A potential conviction and ban on Duterte holding office would be a major setback to one of the country’s most prominent political families that has been perceived as veering toward China.
The impeachment complaint focused on the alleged threats to Marcos, irregularities in the use of office funds and Duterte’s failure to stand up to Chinese aggression in the disputed South China Sea, according to proponents of the petition. The Senate is to take up the case when it reconvenes in June.
Marcos has boosted defense ties with Washington, Manila’s longtime treaty ally, as the Philippines faced China’s increasing aggressive actions in the contested waters.
The vice president’s father, former President Rodrigo Duterte, nurtured cozy ties during his term with Chinese President Xi Jinping and Russian leader Vladimir Putin while threatening to end US military engagements in the Philippines.
That backdrop has made the impeachment proceedings important to the US and China, whose rivalry for influence looms large in the region, said Jean Franco, a political professor at the state-run University of the Philippines.
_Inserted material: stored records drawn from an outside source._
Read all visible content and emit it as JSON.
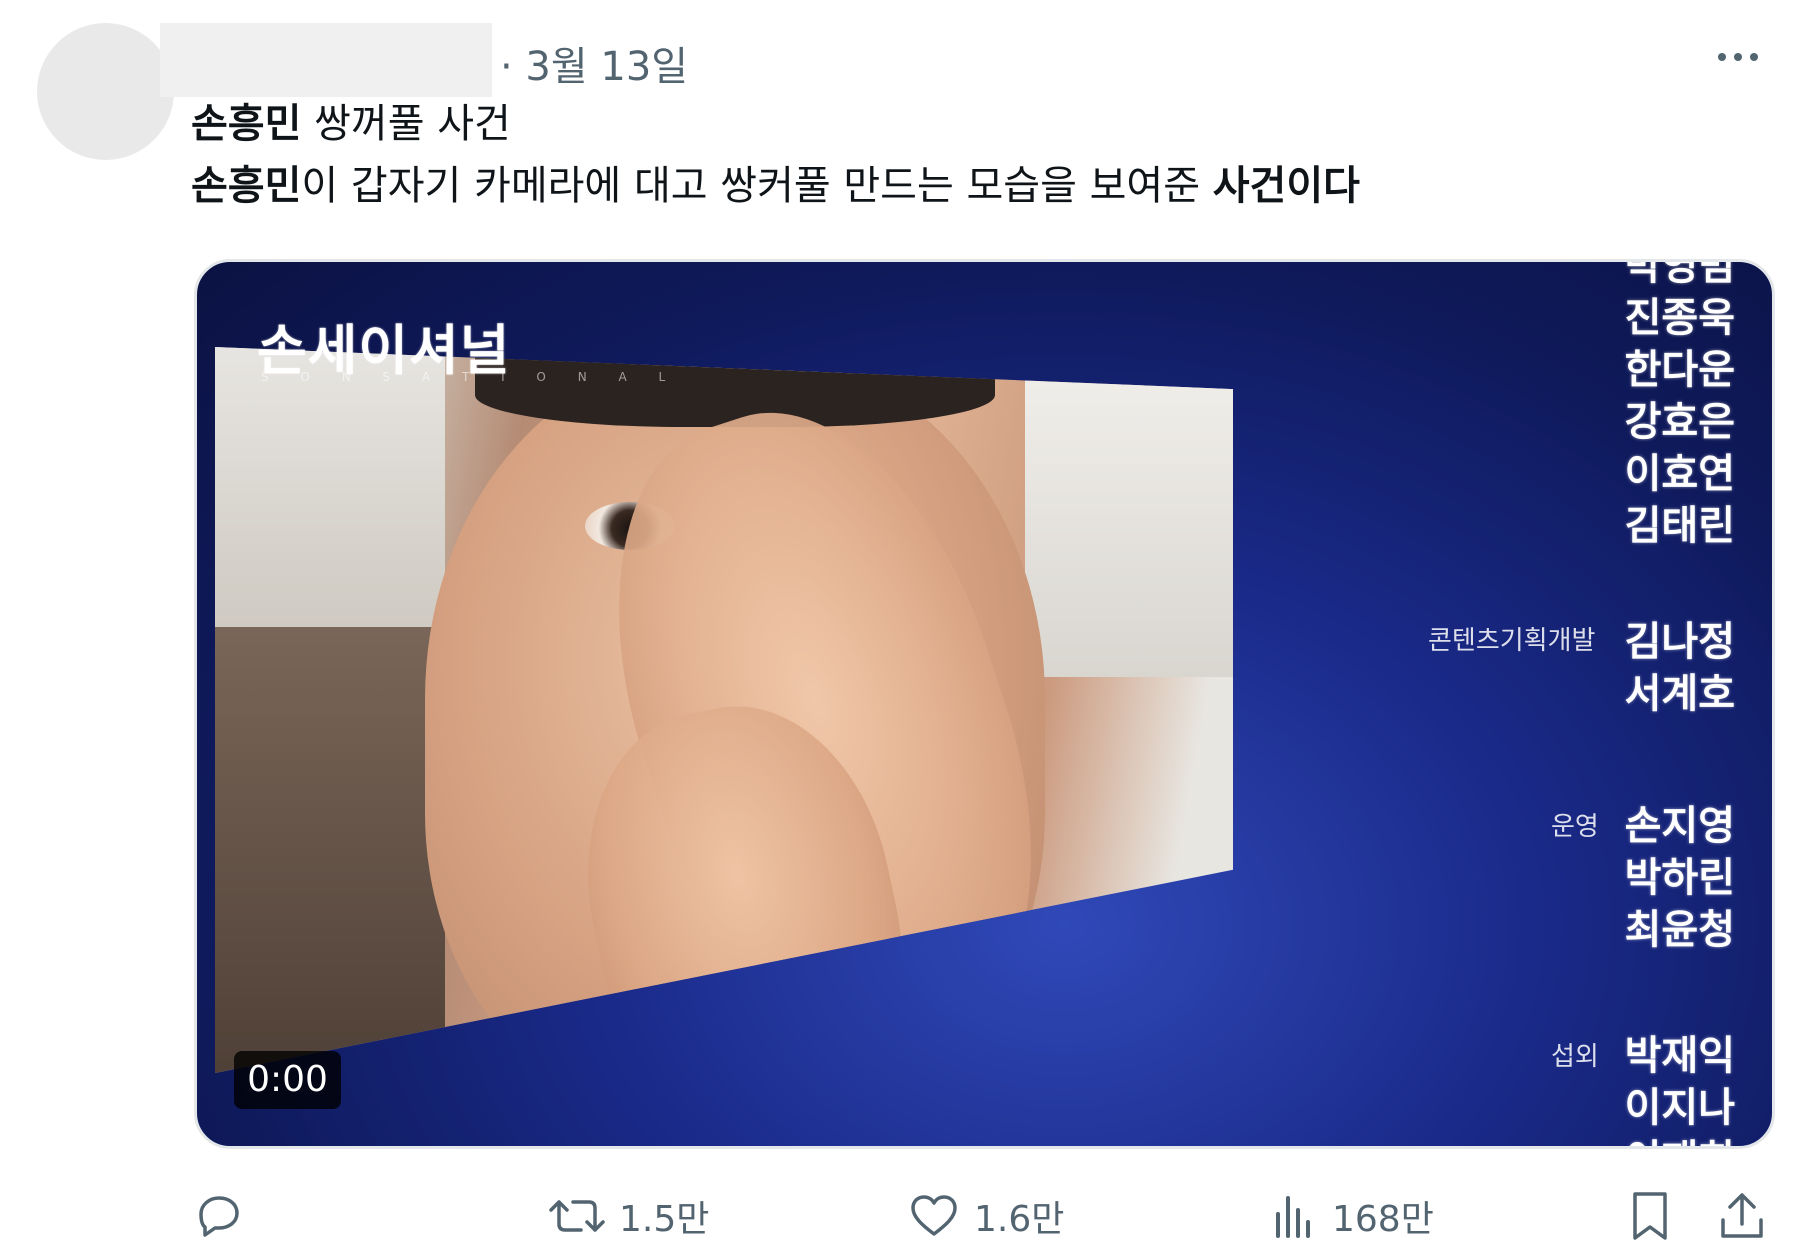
{
  "post": {
    "date": "· 3월 13일",
    "text_line1_bold": "손흥민",
    "text_line1_rest": " 쌍꺼풀 사건",
    "text_line2_bold1": "손흥민",
    "text_line2_mid": "이 갑자기 카메라에 대고 쌍커풀 만드는 모습을 보여준 ",
    "text_line2_bold2": "사건이다"
  },
  "media": {
    "logo": "손세이셔널",
    "logo_sub": "S O N S A T I O N A L",
    "timestamp": "0:00",
    "credits": [
      {
        "role": "",
        "names": [
          "박영범",
          "진종욱",
          "한다운",
          "강효은",
          "이효연",
          "김태린"
        ]
      },
      {
        "role": "콘텐츠기획개발",
        "names": [
          "김나정",
          "서계호"
        ]
      },
      {
        "role": "운영",
        "names": [
          "손지영",
          "박하린",
          "최윤청"
        ]
      },
      {
        "role": "섭외",
        "names": [
          "박재익",
          "이지나",
          "이재희"
        ]
      }
    ]
  },
  "actions": {
    "retweets": "1.5만",
    "likes": "1.6만",
    "views": "168만"
  },
  "icons": {
    "more": "more-horizontal-icon",
    "reply": "reply-icon",
    "retweet": "retweet-icon",
    "like": "heart-icon",
    "views": "views-chart-icon",
    "bookmark": "bookmark-icon",
    "share": "share-icon"
  },
  "colors": {
    "text": "#0f1419",
    "muted": "#536471",
    "video_bg": "#1a2a8a"
  }
}
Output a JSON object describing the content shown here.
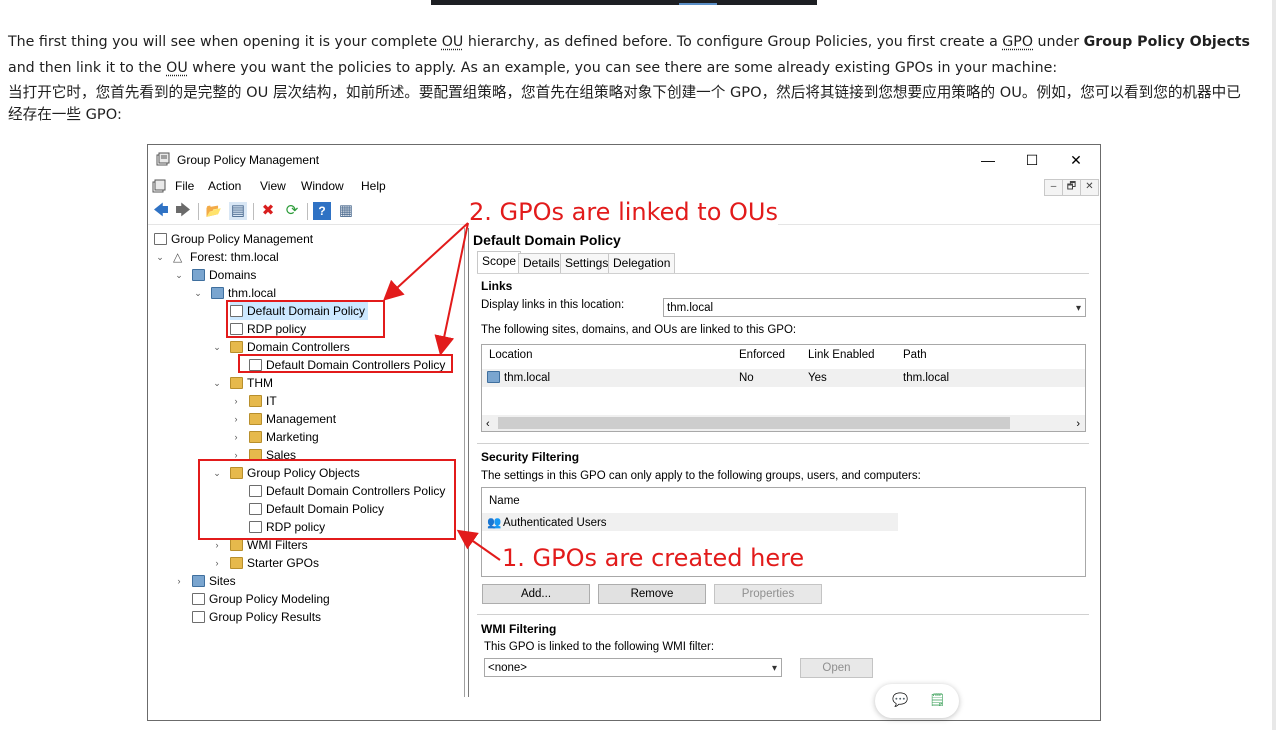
{
  "article": {
    "en_before_ou": "The first thing you will see when opening it is your complete ",
    "ou": "OU",
    "en_after_ou": " hierarchy, as defined before. To configure Group Policies, you first create a ",
    "gpo": "GPO",
    "en_under": " under ",
    "gpo_objects_bold": "Group Policy Objects",
    "en_link": " and then link it to the ",
    "ou2": "OU",
    "en_end": " where you want the policies to apply. As an example, you can see there are some already existing GPOs in your machine:",
    "zh": "当打开它时，您首先看到的是完整的 OU 层次结构，如前所述。要配置组策略，您首先在组策略对象下创建一个 GPO，然后将其链接到您想要应用策略的 OU。例如，您可以看到您的机器中已经存在一些 GPO:"
  },
  "window": {
    "title": "Group Policy Management",
    "controls": {
      "minimize": "—",
      "maximize": "☐",
      "close": "✕"
    },
    "menu": [
      "File",
      "Action",
      "View",
      "Window",
      "Help"
    ],
    "mdi": [
      "–",
      "🗗",
      "✕"
    ]
  },
  "toolbar": {
    "back": "🡄",
    "forward": "🡆",
    "up": "📂",
    "show_hide": "▤",
    "delete": "✖",
    "refresh": "⟳",
    "help": "?",
    "view": "▦"
  },
  "tree": {
    "root": "Group Policy Management",
    "forest": "Forest: thm.local",
    "domains": "Domains",
    "domain": "thm.local",
    "ddp": "Default Domain Policy",
    "rdp": "RDP policy",
    "dc": "Domain Controllers",
    "ddcp": "Default Domain Controllers Policy",
    "thm": "THM",
    "it": "IT",
    "management": "Management",
    "marketing": "Marketing",
    "sales": "Sales",
    "gpo_folder": "Group Policy Objects",
    "gpo1": "Default Domain Controllers Policy",
    "gpo2": "Default Domain Policy",
    "gpo3": "RDP policy",
    "wmi": "WMI Filters",
    "starter": "Starter GPOs",
    "sites": "Sites",
    "modeling": "Group Policy Modeling",
    "results": "Group Policy Results"
  },
  "details": {
    "title": "Default Domain Policy",
    "tabs": [
      "Scope",
      "Details",
      "Settings",
      "Delegation"
    ],
    "links": {
      "heading": "Links",
      "display_label": "Display links in this location:",
      "location_value": "thm.local",
      "desc": "The following sites, domains, and OUs are linked to this GPO:",
      "columns": [
        "Location",
        "Enforced",
        "Link Enabled",
        "Path"
      ],
      "row": [
        "thm.local",
        "No",
        "Yes",
        "thm.local"
      ]
    },
    "security": {
      "heading": "Security Filtering",
      "desc": "The settings in this GPO can only apply to the following groups, users, and computers:",
      "column": "Name",
      "row": "Authenticated Users",
      "buttons": [
        "Add...",
        "Remove",
        "Properties"
      ]
    },
    "wmi": {
      "heading": "WMI Filtering",
      "desc": "This GPO is linked to the following WMI filter:",
      "value": "<none>",
      "open": "Open"
    }
  },
  "annotations": {
    "linked": "2. GPOs are linked to OUs",
    "created": "1. GPOs are created here"
  },
  "colors": {
    "annotation": "#e21b1b",
    "selection": "#cce8ff",
    "link": "#3da15b"
  }
}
“China will lose a perceived ally if Duterte gets convicted,” Franco said. The US, which saw its alliance with Manila called into question under the previous Duterte administration, would benefit, she said.
Asked if she was considering resignation, a move that would preempt a possible conviction that would block her from running in the 2028 presidential elections, Duterte refused to give a categorical reply.
“We’re still too far from those matters,” she said, adding that a large number of lawyers have signed up to join her impeachment defense.
She reiterated that she was open to seeking the presidency in 2028 when asked, but added that she has to assess her chances. The vice president’s popularity rating has declined in independent surveys, but she is still regarded as a leading presidential contender.
“We’re seriously considering that but it’s difficult to decide without the numbers,” she said.